Emmanuel Levinas, in his essay on post-structuralism titled Signification and Sense, stated:
“...language refers to the position of the listener and the speaker, that is, to the contingency of their story. To seize by inventory all the contexts of language and all possible positions of interlocutors is a senseless task. Every verbal signification lies at the confluence of countless semantic rivers. Experience, like language, no longer seems made of isolated elements lodged somehow in a Euclidean space... [Words] signify from the "world" and from the position of one who is looking.”
I bring this up because, during this last election cycle, we have witnessed the complete deconstruction of language. All the lexicon and rhetoric generally employed by politicians was obfuscated, if not dismantled, by the now president-elect, Donald Trump, during his campaign.
After the incessant barrage of news articles, blog posts, public hysteria, and tweets, the conventional meaning of every political term was surrendered to the vacuous oblivion of personal belief and feeling. In a serious way, Trump, along with the media, had created a vacuum of language. They built a hall of mirrors, and piped in the smoke, and the political theater became an impressionistic performance of misdirection and latent narrative.
In Russian Literature there is a method of writing that implements a dichotomy between the two elements of narrative form: the syuzhet (the plot) and the fabula (the story). In an essay about Nabokov’s short story Signs and Symbols, Alexander Dolinin writes:
“…The narrative… does not contain any direct or even indirect reference to an important, usually pivotal event (or a number of events) of the fabula and disguises this ellipsis. For example, instead of presenting such climatic events as death of the protagonist in "Lik," a betrayal and murder out of jealousy in "That in Aleppo Once... " or supernatural intervention in "The Vane Sisters," the plots of these short stories deliberately conceal them, superseding the textual "reality" with false or incomplete accounts of it. However, narration of this kind not only hides or masks the important event but also provides the reader with adequate means to deduce it and thereby construe the fabula in its entirety. Relevant information related to the omitted event (or events) is encrypted in the syuzhet as a kind of intra-textual riddle (often supported by intertextual references), and specifically marked clues to the pertinent code are implanted into the text.”

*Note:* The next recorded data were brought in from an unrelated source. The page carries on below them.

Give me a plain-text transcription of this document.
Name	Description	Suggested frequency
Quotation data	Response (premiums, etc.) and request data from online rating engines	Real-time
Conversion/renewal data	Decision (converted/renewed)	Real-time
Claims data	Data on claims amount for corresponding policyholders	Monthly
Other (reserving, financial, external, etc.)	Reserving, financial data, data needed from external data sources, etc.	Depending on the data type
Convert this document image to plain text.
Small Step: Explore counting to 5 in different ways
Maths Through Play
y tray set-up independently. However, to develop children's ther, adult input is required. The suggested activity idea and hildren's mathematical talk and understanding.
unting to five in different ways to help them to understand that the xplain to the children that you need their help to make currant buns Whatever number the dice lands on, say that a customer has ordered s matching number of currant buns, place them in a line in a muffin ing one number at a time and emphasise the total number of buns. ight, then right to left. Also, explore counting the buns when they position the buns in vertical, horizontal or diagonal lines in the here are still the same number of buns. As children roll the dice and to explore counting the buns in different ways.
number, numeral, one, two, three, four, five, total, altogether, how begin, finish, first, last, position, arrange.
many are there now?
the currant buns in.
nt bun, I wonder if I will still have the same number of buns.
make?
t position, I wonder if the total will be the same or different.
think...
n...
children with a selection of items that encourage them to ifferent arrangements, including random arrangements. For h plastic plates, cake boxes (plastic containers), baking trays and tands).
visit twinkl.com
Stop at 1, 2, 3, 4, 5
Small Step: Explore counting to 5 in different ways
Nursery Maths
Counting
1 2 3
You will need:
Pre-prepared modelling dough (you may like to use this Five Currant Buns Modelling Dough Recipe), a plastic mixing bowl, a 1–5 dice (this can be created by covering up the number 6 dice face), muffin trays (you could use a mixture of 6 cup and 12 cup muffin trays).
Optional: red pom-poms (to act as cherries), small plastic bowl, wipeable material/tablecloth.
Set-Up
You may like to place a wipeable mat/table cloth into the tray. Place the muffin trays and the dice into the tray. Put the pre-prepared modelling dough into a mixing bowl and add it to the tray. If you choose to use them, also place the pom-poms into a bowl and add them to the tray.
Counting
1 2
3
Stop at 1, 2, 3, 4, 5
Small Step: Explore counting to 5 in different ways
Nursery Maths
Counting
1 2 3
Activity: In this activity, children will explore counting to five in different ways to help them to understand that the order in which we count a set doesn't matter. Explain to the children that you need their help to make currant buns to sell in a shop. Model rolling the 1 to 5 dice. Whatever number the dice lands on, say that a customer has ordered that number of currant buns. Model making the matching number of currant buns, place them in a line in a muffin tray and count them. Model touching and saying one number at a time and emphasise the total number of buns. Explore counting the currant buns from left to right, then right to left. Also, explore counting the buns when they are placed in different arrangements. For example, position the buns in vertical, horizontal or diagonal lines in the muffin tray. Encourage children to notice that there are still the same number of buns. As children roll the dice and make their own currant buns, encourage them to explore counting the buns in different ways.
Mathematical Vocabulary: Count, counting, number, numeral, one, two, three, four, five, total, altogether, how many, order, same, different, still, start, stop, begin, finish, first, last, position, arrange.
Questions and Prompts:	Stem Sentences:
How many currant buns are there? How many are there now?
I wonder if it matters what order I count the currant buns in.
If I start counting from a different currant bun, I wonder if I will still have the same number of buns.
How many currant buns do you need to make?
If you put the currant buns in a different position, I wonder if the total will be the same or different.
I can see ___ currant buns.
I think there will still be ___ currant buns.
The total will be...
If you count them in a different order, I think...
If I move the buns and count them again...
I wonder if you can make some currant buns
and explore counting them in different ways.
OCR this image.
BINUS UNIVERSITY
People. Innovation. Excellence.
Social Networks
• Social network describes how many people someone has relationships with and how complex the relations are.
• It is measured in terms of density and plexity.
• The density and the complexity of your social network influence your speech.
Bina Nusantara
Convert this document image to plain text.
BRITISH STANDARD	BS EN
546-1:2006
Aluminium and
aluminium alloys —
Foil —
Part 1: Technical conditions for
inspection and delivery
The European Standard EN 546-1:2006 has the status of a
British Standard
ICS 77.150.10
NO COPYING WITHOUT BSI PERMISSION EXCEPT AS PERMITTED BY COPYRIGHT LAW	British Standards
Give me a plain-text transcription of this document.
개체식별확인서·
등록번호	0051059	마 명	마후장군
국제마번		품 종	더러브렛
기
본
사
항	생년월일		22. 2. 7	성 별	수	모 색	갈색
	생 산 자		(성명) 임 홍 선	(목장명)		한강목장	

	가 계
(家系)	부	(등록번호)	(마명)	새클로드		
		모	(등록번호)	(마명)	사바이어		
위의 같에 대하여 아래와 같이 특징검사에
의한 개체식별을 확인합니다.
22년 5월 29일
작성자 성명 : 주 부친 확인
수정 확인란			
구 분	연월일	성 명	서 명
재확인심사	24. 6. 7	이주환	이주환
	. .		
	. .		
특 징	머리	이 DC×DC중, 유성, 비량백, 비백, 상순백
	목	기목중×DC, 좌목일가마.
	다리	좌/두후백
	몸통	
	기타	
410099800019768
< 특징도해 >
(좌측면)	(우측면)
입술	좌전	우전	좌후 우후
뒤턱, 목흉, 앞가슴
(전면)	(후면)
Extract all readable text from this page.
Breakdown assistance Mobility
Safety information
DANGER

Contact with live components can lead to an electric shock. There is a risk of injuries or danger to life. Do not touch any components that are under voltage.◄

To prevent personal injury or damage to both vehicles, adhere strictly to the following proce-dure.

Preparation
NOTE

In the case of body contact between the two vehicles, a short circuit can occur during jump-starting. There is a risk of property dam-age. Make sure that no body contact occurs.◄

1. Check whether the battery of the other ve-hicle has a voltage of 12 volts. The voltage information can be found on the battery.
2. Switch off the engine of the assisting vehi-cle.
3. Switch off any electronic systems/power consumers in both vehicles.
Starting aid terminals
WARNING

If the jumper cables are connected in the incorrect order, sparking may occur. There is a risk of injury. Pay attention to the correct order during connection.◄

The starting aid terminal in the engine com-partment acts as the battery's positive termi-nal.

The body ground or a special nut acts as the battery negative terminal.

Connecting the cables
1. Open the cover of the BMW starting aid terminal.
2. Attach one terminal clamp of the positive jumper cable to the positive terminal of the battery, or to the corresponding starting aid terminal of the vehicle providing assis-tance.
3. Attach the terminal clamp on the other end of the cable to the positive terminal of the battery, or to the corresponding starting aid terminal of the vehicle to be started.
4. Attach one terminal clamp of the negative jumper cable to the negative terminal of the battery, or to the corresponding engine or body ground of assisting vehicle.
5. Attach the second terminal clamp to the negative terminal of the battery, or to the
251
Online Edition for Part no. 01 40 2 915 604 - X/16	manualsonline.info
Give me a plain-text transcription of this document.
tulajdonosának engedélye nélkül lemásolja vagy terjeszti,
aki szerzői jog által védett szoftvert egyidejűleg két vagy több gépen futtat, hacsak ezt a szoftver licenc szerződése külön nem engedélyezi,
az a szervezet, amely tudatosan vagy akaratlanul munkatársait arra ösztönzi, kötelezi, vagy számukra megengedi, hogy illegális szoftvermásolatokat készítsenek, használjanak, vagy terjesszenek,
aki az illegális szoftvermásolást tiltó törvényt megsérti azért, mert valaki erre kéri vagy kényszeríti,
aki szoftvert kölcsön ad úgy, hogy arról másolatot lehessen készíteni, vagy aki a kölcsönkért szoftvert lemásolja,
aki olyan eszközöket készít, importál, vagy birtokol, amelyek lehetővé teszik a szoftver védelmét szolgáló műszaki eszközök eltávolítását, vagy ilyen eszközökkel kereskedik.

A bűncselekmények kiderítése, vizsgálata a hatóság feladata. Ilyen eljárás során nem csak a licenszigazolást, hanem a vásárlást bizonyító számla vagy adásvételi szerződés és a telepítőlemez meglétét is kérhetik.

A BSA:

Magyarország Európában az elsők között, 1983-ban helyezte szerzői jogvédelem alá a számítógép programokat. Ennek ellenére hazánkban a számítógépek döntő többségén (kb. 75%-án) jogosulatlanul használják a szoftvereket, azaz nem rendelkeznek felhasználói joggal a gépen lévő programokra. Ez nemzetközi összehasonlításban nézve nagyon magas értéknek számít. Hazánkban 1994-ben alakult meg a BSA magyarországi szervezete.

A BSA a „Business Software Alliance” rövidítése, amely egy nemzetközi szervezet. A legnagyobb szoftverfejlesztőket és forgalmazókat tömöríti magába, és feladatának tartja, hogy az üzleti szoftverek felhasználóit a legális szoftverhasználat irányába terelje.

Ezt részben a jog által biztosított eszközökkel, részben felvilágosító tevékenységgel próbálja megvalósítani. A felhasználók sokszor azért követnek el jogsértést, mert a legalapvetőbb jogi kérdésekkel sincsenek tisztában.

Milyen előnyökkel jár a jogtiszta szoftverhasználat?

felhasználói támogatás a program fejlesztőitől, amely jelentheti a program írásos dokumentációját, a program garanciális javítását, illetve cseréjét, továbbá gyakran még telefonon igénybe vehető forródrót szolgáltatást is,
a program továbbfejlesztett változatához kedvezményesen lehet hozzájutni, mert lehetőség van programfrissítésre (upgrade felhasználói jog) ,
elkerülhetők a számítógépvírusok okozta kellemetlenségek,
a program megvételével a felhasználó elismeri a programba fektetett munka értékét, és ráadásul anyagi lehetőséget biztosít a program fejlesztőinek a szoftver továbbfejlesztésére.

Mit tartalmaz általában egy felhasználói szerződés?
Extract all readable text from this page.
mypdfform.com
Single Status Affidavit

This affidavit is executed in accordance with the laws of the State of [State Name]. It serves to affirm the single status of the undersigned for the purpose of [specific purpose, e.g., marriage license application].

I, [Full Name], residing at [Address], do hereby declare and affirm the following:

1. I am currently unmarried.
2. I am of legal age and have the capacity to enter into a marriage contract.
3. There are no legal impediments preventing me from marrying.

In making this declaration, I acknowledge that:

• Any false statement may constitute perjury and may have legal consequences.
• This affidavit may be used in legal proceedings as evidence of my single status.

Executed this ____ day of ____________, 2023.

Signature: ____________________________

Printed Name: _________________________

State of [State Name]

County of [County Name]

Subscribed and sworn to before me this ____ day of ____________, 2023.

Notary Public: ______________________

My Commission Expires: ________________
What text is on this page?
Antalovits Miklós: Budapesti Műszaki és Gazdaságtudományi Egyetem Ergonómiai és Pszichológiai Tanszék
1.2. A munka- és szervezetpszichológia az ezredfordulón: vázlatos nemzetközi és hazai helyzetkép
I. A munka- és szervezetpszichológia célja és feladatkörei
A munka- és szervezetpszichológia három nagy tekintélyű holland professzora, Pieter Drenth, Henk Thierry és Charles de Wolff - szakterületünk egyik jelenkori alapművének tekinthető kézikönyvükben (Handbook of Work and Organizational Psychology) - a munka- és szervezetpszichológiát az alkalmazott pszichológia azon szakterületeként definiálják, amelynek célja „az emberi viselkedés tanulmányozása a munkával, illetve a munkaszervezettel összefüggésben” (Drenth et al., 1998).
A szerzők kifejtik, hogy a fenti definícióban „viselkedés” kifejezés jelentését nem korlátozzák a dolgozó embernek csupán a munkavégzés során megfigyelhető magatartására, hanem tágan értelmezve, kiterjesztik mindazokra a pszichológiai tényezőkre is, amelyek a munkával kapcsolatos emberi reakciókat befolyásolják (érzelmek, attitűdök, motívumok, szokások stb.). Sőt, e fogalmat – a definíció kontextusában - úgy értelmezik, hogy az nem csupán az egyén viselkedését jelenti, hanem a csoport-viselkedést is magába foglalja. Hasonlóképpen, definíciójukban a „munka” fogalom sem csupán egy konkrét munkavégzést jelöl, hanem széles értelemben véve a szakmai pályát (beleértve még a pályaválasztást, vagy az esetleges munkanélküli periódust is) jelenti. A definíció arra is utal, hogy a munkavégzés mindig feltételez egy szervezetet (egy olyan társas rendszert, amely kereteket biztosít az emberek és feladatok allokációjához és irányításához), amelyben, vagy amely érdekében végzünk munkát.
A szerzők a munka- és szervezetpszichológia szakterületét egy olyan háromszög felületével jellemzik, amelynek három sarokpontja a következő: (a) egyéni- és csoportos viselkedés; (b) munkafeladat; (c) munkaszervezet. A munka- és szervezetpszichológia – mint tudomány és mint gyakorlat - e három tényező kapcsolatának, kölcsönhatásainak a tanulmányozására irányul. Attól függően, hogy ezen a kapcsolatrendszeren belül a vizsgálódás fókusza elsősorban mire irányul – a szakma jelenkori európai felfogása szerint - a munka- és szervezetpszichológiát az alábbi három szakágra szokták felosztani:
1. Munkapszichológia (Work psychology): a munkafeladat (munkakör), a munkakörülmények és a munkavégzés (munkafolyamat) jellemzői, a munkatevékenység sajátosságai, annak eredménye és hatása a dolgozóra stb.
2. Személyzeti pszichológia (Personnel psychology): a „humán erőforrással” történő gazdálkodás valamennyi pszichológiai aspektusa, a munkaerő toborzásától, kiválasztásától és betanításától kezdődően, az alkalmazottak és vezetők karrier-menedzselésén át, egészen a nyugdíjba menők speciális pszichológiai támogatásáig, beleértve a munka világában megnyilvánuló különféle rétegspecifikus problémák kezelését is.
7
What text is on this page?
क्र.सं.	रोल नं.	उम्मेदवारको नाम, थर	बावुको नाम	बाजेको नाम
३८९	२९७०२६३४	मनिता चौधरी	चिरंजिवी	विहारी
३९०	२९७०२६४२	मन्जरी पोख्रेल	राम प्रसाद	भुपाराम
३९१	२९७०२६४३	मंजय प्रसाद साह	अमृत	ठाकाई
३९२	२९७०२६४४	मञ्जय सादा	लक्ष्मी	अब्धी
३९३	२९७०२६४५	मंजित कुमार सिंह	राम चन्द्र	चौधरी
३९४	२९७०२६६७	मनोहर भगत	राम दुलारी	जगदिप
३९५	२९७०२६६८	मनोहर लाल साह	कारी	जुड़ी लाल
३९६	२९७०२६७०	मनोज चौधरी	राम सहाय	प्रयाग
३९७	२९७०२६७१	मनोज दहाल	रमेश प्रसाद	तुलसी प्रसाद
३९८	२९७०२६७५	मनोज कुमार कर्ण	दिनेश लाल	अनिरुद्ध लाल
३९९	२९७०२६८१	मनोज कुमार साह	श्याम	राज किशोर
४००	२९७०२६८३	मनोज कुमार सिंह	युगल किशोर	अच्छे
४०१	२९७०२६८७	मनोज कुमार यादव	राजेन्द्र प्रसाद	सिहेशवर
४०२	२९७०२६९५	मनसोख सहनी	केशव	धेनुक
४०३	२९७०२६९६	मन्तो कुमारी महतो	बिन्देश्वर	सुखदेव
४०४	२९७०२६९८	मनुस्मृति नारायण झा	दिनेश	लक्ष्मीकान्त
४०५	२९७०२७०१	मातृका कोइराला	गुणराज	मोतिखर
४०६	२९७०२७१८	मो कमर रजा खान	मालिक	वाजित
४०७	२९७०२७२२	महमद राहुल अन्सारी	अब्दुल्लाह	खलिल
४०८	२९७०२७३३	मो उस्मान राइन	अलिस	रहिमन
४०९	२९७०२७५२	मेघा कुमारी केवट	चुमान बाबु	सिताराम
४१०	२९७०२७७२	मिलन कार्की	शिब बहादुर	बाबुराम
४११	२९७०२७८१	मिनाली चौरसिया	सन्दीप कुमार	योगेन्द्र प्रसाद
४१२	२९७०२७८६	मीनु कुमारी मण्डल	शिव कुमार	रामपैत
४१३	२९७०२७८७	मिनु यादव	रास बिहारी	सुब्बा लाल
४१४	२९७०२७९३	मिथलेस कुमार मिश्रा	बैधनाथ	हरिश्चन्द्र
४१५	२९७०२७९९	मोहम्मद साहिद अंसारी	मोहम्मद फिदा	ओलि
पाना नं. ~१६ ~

In Nabokov’s Signs and Symbols the greatest clue provided to guide the reader to understand the meaning of the text and the story is the pathology called Referential Mania. Referential Mania is, in the narrator’s words describing their son’s condition: “everything happening around him is a veiled reference to his personality and existence.”
One of the story’s main purposes is to bungle the reader’s comprehension by devices employed in the syuzhet so that the fabula, the ‘real’ story latent within the text, creates the perfect conditions for a the reader to construe their own meaning to the signs and symbols. Essentially, the story makes the reader suffer from Referential Mania. In this presidential campaign, the absolute absurdity or the claims stated by every party involved, created a network of signs and symbols. The syuzhet of the campaign was one in which any individual could assign a certain viewpoint or belief wherever they were compelled to do so. The fabula, on the other hand, is left up in the air. What is the real story behind the election of Donald Trump? Was he a populist? Was he a master of persuasion? Was it all rigged?
It is hard to imagine what will come next, because everything we understood about politics—which, in a general sense, is shockingly little—has been completely deconstructed by a new brand of political terminology. Democrats are now considered to look out only for the elites. Republicans speak to the working class. Trump wants more infrastructural funding. Hilary wanted to bolster the army.
Social politics have become so codified that they are hardly relatable to others who have not studied the basics. Social politics have completely atomized society as a whole, and worse, each other. The Tower of Babel has come down. We are suffering more than ever the faults of our inability to communicate in a meaningful way. Language has been the tool to pull us apart, to create a vacuum of exploitation and manipulation.
The syuzhet: well, you hear it every day; from every one; from every angle.
The fabula: We were never in control.